Hampir susah sekarang ini menemukan menu gulai di beberapa lokasi. Terlebih di warung makan modern. Gulai sudah identik dengan menu tradisional. Gulai yang merupakan masakan asli Indonesia dengan cita rasa lezat dan kaya kandungan gisi ini mulai terpinggirkan dan tergeser oleh serbuan kuliner impor.
“Ada yang salah dalam kebudayaan kita bahkan termasuk di bidang kuliner. Kita lebih mengagumi segala hal yang berbau impor, dan kurang menghargai budaya sendiri,” kata Ketua Indonesia Chef Association (ICA) I Made Witara dalam Festival Gulai Salero Nusantara yang digelar di Monumen Serangan Oemoem (SO) 1 Maret, di Yogyakarta, beberapa waktu silam.

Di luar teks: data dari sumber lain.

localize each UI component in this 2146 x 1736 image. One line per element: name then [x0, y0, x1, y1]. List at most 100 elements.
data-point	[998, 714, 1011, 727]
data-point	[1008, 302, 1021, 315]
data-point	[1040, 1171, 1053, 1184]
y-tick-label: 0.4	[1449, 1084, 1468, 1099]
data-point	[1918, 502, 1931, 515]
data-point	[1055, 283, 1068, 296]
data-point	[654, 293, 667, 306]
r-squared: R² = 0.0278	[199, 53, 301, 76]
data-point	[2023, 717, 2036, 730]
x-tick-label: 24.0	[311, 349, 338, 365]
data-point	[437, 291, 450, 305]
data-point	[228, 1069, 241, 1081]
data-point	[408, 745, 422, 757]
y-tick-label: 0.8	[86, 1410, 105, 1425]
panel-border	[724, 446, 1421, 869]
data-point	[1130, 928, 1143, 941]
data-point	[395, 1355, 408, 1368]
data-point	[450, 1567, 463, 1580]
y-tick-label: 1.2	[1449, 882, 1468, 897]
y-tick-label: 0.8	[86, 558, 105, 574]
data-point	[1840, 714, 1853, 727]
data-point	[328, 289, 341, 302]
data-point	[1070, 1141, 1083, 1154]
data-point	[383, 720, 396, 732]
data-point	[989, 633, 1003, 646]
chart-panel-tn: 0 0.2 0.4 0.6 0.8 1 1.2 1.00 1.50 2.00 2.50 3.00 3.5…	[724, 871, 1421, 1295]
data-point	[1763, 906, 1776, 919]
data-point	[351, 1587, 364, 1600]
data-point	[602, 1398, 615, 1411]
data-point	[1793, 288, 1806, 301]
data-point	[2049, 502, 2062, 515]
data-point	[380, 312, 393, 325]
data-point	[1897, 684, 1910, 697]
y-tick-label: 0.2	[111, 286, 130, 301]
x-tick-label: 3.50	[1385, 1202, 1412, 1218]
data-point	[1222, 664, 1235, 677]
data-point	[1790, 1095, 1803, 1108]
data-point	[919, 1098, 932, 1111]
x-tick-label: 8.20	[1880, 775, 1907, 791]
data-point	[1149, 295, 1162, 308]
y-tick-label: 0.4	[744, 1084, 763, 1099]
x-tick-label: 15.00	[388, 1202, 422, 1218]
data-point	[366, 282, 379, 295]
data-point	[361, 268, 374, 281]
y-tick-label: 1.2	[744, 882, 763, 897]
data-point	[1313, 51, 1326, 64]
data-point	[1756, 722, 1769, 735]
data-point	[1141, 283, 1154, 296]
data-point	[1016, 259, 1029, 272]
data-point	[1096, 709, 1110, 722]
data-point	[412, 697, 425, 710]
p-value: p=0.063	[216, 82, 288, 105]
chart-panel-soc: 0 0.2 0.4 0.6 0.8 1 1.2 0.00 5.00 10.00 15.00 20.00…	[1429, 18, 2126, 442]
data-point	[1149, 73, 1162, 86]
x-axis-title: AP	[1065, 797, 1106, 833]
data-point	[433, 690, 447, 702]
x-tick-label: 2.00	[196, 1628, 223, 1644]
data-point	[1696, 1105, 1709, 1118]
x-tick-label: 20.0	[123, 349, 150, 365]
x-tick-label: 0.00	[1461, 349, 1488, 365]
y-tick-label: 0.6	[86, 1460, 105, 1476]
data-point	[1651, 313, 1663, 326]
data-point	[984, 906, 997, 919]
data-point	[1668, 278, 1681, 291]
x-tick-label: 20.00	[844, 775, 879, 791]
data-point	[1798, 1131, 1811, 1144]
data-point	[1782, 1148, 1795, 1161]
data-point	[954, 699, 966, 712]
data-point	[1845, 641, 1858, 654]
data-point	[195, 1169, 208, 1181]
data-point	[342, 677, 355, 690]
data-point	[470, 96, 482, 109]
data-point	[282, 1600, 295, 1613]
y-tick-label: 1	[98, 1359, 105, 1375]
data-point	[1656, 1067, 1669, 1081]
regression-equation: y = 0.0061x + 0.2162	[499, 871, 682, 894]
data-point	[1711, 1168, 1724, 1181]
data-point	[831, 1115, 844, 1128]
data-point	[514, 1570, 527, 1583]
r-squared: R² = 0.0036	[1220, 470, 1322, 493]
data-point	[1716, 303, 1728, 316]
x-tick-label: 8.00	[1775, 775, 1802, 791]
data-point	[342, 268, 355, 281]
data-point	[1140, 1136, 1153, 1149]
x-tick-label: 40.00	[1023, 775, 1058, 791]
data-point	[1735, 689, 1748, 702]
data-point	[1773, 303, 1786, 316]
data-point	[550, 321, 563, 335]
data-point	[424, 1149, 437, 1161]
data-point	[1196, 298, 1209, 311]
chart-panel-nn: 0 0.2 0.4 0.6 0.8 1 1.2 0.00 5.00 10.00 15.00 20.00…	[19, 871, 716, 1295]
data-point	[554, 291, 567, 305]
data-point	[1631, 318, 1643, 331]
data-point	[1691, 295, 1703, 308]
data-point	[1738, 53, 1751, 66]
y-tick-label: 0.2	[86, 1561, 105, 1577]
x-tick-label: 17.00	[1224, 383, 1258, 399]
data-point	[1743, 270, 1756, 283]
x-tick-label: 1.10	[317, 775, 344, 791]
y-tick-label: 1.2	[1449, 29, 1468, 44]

Padahal, sesungguhnya gulai hampir mirip dengan masakan kari yang asli India. Namun karena India memiliki kebanggaan pada kulinernya tersebut dan mau mempromosikannya, maka kari lebih dikenal oleh masyarakat internasional daripada gulai.
“Padahal, gulai sebenarnya lebih lezat daripada kari karena kari tidak memiliki bumbu rempah-rempah selengkap gulai, varian gulai pun juga lebih beragam," tuturnya.
Di Jakarta, jika kangen dengan gulai ini sekarang bermunculan penjaja gulai murah meriah di seputaran Blok M. Dikenal dengan istilah gultik atau gulai tikungan karena berjualan di tikungan. Sebagai pengobat rasa rindu akan rasa gulai serta sebagai menu sarapan cukuplah.